After Flag Is Torn Down, SC Has Black Worker Quickly Replace It Ahead Of Confederate Pride Rally

Sometimes a picture really is worth a thousand words, and this case maybe even a great deal more.

After a fed-up woman took it upon herself to scale the flag pole carrying South Carolina’s Confederate flag and tear it down, state employees rushed to get the symbol of hate back up and flapping in the wind. They needed to do it quickly because they had a deadline. A scheduled “Confederate flag pride” rally was scheduled in just a few hours. In a tonally deaf act, they instructed a black state employee to raise the flag back up so the ralliers wouldn’t be upset.

Early this morning an African-American woman identified as Bree Newsome strapped on some climbing gear, climbed the flag pole like a pro, and pulled down the flag, ignoring increasingly panicked screams from law enforcement on the ground. Sitting at the top, Newsome shouted, “You cannot get to me with hatred and oppression and violence.” Adding: “I come to do this in the name of God. This flag comes down today.”

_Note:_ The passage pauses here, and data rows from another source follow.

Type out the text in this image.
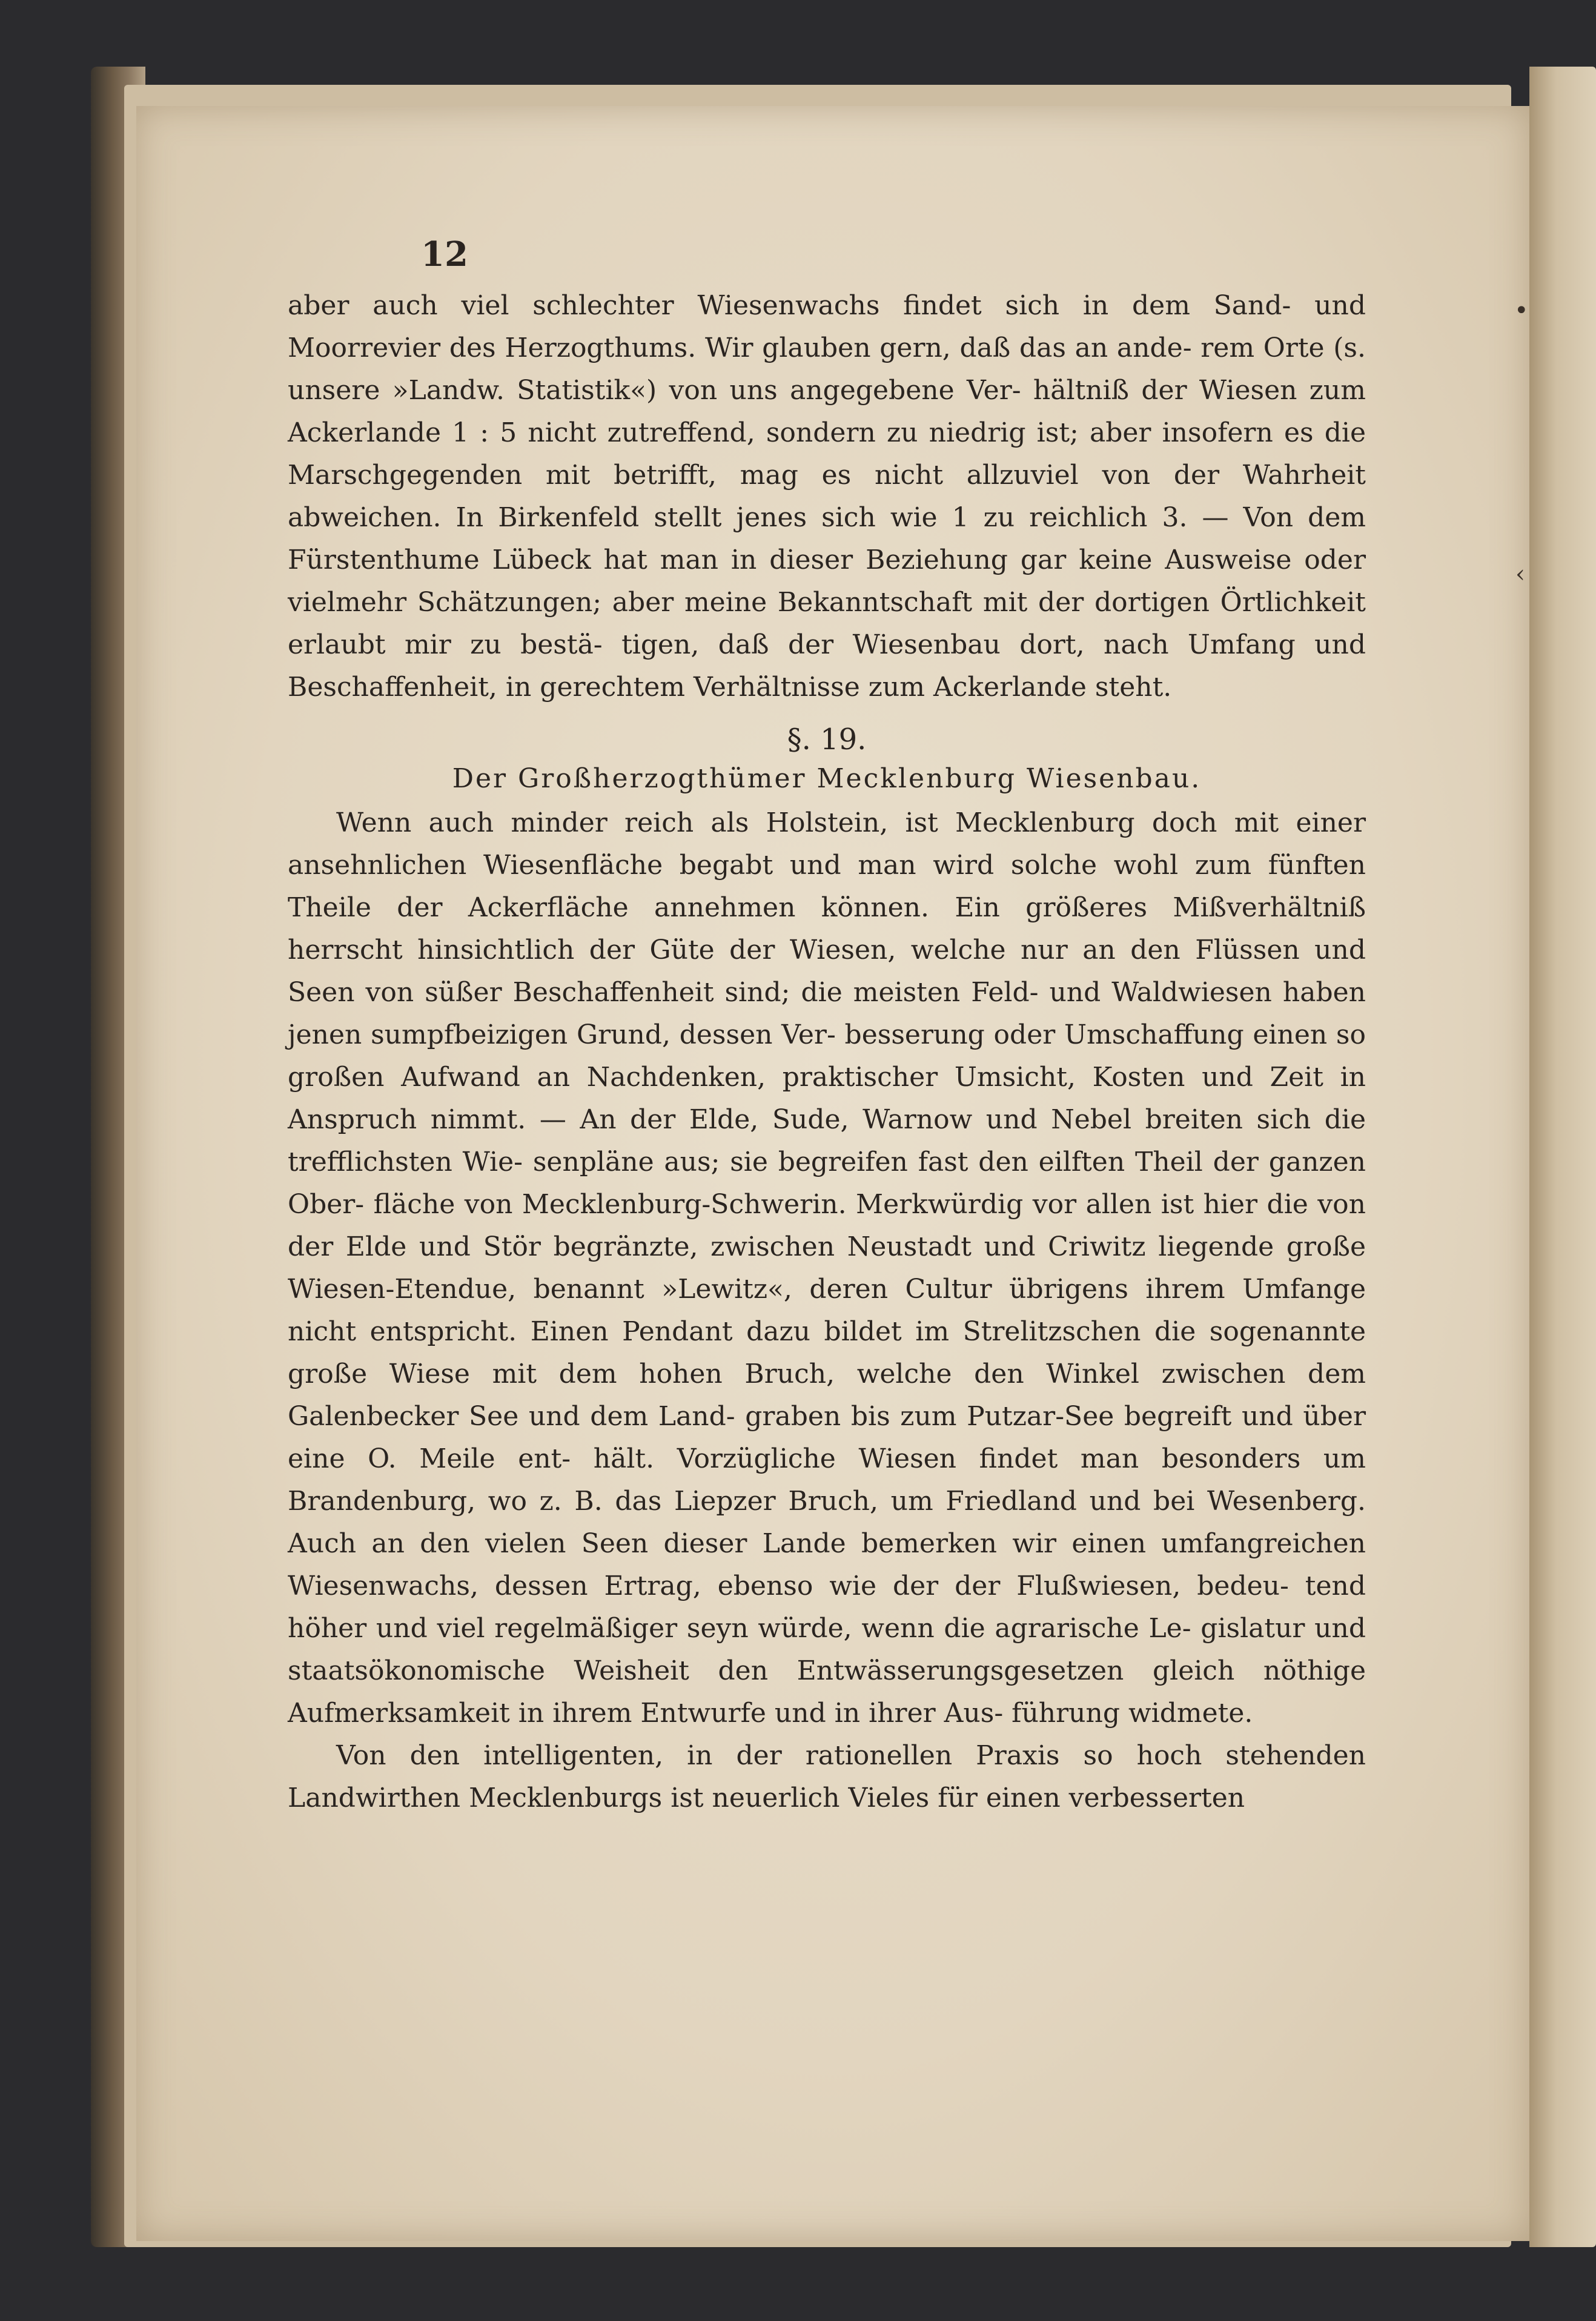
•
‹
12

aber auch viel schlechter Wiesenwachs findet sich in dem Sand- und Moorrevier des Herzogthums. Wir glauben gern, daß das an ande- rem Orte (s. unsere »Landw. Statistik«) von uns angegebene Ver- hältniß der Wiesen zum Ackerlande 1 : 5 nicht zutreffend, sondern zu niedrig ist; aber insofern es die Marschgegenden mit betrifft, mag es nicht allzuviel von der Wahrheit abweichen. In Birkenfeld stellt jenes sich wie 1 zu reichlich 3. — Von dem Fürstenthume Lübeck hat man in dieser Beziehung gar keine Ausweise oder vielmehr Schätzungen; aber meine Bekanntschaft mit der dortigen Örtlichkeit erlaubt mir zu bestä- tigen, daß der Wiesenbau dort, nach Umfang und Beschaffenheit, in gerechtem Verhältnisse zum Ackerlande steht.

§. 19.
Der Großherzogthümer Mecklenburg Wiesenbau.

Wenn auch minder reich als Holstein, ist Mecklenburg doch mit einer ansehnlichen Wiesenfläche begabt und man wird solche wohl zum fünften Theile der Ackerfläche annehmen können. Ein größeres Mißverhältniß herrscht hinsichtlich der Güte der Wiesen, welche nur an den Flüssen und Seen von süßer Beschaffenheit sind; die meisten Feld- und Waldwiesen haben jenen sumpfbeizigen Grund, dessen Ver- besserung oder Umschaffung einen so großen Aufwand an Nachdenken, praktischer Umsicht, Kosten und Zeit in Anspruch nimmt. — An der Elde, Sude, Warnow und Nebel breiten sich die trefflichsten Wie- senpläne aus; sie begreifen fast den eilften Theil der ganzen Ober- fläche von Mecklenburg-Schwerin. Merkwürdig vor allen ist hier die von der Elde und Stör begränzte, zwischen Neustadt und Criwitz liegende große Wiesen-Etendue, benannt »Lewitz«, deren Cultur übrigens ihrem Umfange nicht entspricht. Einen Pendant dazu bildet im Strelitzschen die sogenannte große Wiese mit dem hohen Bruch, welche den Winkel zwischen dem Galenbecker See und dem Land- graben bis zum Putzar-See begreift und über eine O. Meile ent- hält. Vorzügliche Wiesen findet man besonders um Brandenburg, wo z. B. das Liepzer Bruch, um Friedland und bei Wesenberg. Auch an den vielen Seen dieser Lande bemerken wir einen umfangreichen Wiesenwachs, dessen Ertrag, ebenso wie der der Flußwiesen, bedeu- tend höher und viel regelmäßiger seyn würde, wenn die agrarische Le- gislatur und staatsökonomische Weisheit den Entwässerungsgesetzen gleich nöthige Aufmerksamkeit in ihrem Entwurfe und in ihrer Aus- führung widmete.

Von den intelligenten, in der rationellen Praxis so hoch stehenden Landwirthen Mecklenburgs ist neuerlich Vieles für einen verbesserten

She was arrested for her bold act of civil disobedience, but many wondered whether South Carolina would simply leave the flag down. After all, even the state’s governor, Nikki Haley, said it was time to remove the thing for good.

Instead, state workers rushed to get it back up as soon as possible.

Many on social media picked up on the surreal nature of asking an African-American employee to hoist up a flag that literally symbolizes the desire to see him in bondage.

The message behind the flag’s continued existence on state grounds is that many in South Carolina really don’t care about the feelings of their African-American fellow Caroliners.

Not that the rally attendees would admit to that, the focus was on “heritage” but we have to wonder, “What heritage exactly?”

In video taken at the rally, dozens of Confederate flags waved – all of them carried by white people. At one point a black man confronts the group and points out that the flag represents a time when black people were kept as slaves and a war was fought to keep them that way. The protesters shout vague retorts about “Southern pride” and “heritage.” One man, finding himself with nothing to say, gets flustered and just walks away mid-conversation.

Another man tells the same black man to “go back to where you came from.” His response is classic: “I am where I came from.”

As many have noted in recent weeks, the Confederate flag wasn’t just used by the Charleston shooter to symbolize white supremacy, that’s been its legacy from the very beginning. During the Civil War, a war fought to preserve slavery in the South, the flag was a treasonous gesture that the United States no longer held the power to tell the Confederate states how to run their region or which people they were allowed to own. In the 20th century, the flag evolved into the symbol of Jim Crow segregation. In a “coincidence” that should fool nobody, the flag gained new popularity just as the Civil Rights movement began gaining ground.

So let’s ask ourselves the question once more: What heritage exactly? What is the flag meant to “honor”? Now let’s take it down.